Binar Kasih di Tengah Teror Gaib

Meliawardha
Chapter #10

Bab 10

Malam harinya, seusai mengikuti kajian yang biasanya diisi Bu Ustadzah, aku tidak langsung kembali ke kamar asrama, memilih berdiri menunggu kajian Ning Saida di luar ruangan kelas lainnya. Satu persatu santriwati yang keluar ruangan setelah kajian ditutup menatap keheranan, tetapi hanya senyuman dan anggukan hormat sebagai tanggapan dariku.


Tak berapa lama seseorang yang ditunggugtunggu keluar juga dari ruangan, "Mei, sudah lama menunggu? Ada apa?"


"Bisa bicara sebentar, Ning? Ini sangat penting."


Akhirnya Ning Saida kembali masuk ruangan, kemudian mengajakku mengikutinya. Kami duduk lesehan di karpet hijau muda yang tergelar lebar memenuhi seisi ruangan.

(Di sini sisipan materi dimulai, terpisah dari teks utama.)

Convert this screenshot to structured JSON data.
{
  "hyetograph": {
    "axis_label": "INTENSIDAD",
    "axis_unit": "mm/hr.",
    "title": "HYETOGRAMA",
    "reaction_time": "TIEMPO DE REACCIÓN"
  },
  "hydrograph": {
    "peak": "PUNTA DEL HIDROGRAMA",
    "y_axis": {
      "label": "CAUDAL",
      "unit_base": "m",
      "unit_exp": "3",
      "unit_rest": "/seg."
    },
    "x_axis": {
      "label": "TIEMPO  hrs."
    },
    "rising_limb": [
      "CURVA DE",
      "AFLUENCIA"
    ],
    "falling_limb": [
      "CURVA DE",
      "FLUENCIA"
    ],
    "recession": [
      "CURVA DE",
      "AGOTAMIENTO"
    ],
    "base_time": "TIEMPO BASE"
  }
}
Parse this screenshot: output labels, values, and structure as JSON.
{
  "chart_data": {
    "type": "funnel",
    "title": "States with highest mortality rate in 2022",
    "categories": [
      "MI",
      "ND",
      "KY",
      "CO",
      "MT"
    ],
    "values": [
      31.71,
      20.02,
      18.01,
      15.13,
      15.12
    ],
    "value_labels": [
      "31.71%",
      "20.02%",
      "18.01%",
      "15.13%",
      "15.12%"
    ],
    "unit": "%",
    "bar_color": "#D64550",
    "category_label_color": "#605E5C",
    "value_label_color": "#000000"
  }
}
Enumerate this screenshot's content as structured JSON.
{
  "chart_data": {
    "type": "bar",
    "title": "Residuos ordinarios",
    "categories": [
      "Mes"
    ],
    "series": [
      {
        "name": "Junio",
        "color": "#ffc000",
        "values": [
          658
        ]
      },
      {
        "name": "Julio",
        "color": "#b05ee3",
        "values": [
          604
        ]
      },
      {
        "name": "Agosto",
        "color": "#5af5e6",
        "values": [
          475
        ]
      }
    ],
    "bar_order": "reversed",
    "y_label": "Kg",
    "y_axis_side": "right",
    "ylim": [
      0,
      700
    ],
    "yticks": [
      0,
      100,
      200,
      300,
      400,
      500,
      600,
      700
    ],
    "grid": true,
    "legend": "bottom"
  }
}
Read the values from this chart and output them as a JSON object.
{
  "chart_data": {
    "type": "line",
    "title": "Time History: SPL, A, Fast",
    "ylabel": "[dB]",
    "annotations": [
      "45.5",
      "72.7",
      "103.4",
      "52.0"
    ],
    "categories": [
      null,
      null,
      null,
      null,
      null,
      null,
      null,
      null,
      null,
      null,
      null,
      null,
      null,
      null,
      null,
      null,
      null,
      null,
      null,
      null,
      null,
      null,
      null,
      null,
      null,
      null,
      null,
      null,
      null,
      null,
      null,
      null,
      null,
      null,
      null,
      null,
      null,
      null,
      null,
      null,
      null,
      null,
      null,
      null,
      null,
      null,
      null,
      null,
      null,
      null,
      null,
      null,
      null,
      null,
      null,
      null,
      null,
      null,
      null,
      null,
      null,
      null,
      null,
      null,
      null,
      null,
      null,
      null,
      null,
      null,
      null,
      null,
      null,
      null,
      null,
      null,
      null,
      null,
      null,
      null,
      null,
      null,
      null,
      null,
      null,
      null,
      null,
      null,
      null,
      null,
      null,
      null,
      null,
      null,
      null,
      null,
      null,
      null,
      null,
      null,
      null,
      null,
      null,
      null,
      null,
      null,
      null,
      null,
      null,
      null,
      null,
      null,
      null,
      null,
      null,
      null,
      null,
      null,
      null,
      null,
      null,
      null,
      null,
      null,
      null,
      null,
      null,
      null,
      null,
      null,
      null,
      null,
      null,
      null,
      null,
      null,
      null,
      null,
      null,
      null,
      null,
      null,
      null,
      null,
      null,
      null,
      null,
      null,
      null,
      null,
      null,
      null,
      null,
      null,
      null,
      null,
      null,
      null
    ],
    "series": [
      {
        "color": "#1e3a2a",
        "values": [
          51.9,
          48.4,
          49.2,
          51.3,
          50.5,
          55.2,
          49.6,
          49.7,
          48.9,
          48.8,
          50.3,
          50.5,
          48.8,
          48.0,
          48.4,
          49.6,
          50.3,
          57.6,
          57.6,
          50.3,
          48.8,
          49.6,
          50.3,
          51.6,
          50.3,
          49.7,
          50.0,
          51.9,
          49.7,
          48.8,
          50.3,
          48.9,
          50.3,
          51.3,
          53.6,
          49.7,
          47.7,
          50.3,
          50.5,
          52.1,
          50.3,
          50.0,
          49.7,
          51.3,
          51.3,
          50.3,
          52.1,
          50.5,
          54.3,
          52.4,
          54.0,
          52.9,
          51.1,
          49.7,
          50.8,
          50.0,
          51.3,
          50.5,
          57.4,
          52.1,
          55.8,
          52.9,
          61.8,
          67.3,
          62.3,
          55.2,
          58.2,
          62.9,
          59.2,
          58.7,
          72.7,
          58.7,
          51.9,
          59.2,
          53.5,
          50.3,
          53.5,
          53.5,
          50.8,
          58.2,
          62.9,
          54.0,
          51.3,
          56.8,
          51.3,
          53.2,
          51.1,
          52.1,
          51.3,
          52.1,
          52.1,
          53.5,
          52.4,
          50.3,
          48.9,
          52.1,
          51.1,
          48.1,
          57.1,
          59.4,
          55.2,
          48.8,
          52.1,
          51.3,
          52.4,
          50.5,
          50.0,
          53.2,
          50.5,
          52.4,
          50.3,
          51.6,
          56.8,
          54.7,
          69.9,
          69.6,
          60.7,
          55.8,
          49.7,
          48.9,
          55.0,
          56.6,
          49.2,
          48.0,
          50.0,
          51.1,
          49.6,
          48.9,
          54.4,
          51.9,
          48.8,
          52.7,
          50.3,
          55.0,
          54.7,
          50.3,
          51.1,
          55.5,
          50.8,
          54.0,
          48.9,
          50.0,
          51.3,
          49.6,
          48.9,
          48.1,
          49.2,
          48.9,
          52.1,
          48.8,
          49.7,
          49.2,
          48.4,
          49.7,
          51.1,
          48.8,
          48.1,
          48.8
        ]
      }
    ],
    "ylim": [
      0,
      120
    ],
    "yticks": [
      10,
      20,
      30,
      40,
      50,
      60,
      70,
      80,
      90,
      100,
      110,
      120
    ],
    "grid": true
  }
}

Aku berdebar saat mulai menunjukkan video rekaman lelaki asing yang masuk area halaman asrama putri. Dilanjutkan dengan video rekaman saat lelaki asing yang sama menuju halaman rumah Raufah dan Aliyah dan melakukan tindakan yang sama persis. Kemudian saat menggali halaman rumah keduanya aku juga merekam prosesnya, sampai kami menemukan benda-benda yang tidak masuk akal tersebut.


"Astagfirullah!" Ning Saida tampaknya juga terkejut dengan semua fakta ini. Setelah berhasil menguasai diri, dia mengatakan akan merundingkan perihal semuanya pada Pak kyai dan Bu Nyai. Aku pun mengangguk setuju. 


*** 


Malam berikutnya sosok lelaki misterius tersebut berhasil ditangkap oleh Gus Yassar, suami Ning Saida, dibantu beberapa mas-mas dari pesantren putra. Dia lantas digelandang ke kantor desa keesokan paginya untuk diintrogasi dan diminta mempertanggungjawabkan tindakannya. 


Namun ternyata di kantor desa, di depan para warga dan ketiga korbannya, dia membeberkan sebuah fakta yang mengejutkan. Bahwa selama ini hanya disuruh seseorang. 


Dia mengatakan bahwa yang membayarnya melakukan tindakan adalah Soraya, sekretaris desa muda yang selama ini diam-diam mencintai Pak Kades. Rasa cemburu yang memuncak karena melihat perhatian Pak Kades pada beberapa perempuan membuatnya melakukan tindakan yang tidak terpuji. Seketika perempuan yang bernama Soraya itu membulatkan mata saat namanya disebut. Semua mata tertuju padanya, membuatnya dipandang bersalah atas semua kejadian ini.


Pak Kades mendekatinya dengan tatapan terluka. Aku tak mengerti dan tak mau tahu apakah dia benar-benar kecewa, atau sekadar memang orang yang pandai bermain drama. "Kenapa kamu tega melakukan semuanya, Soraya? Padahal selama ini aku menganggapmu seperti adikku sendiri."


Wanita yang usianya kutaksir hanya sedikit lebih muda dari Pak Kades tersebut, hanya menunduk, menghindari tatapan lelaki di hadapannya. "Karena aku nggak mau dianggap adik, Cak...." Suara berbalut isakan terdengar darinya. 


"Hentikan drama ini! Aku cuma ingin penjelasan! Setelah itu aku akan segera kembali ke pesantren!" teriakku memecah kesunyian, karena perhatian semua orang tertuju pada keduanya. "Kenapa harus aku? Padahal aku nggak pernah mencintai Pak Kades. Apa untungnya menganggu hidupku!"


"Karena Pak Kades terlihat sangat mencintaimu. Dia sering mengejarmu walau pun selalu diabaikan."


"Bodoh! Kalau seorang laki-laki tertarik padaku, apakah itu lantas menjadi kesalahanku?"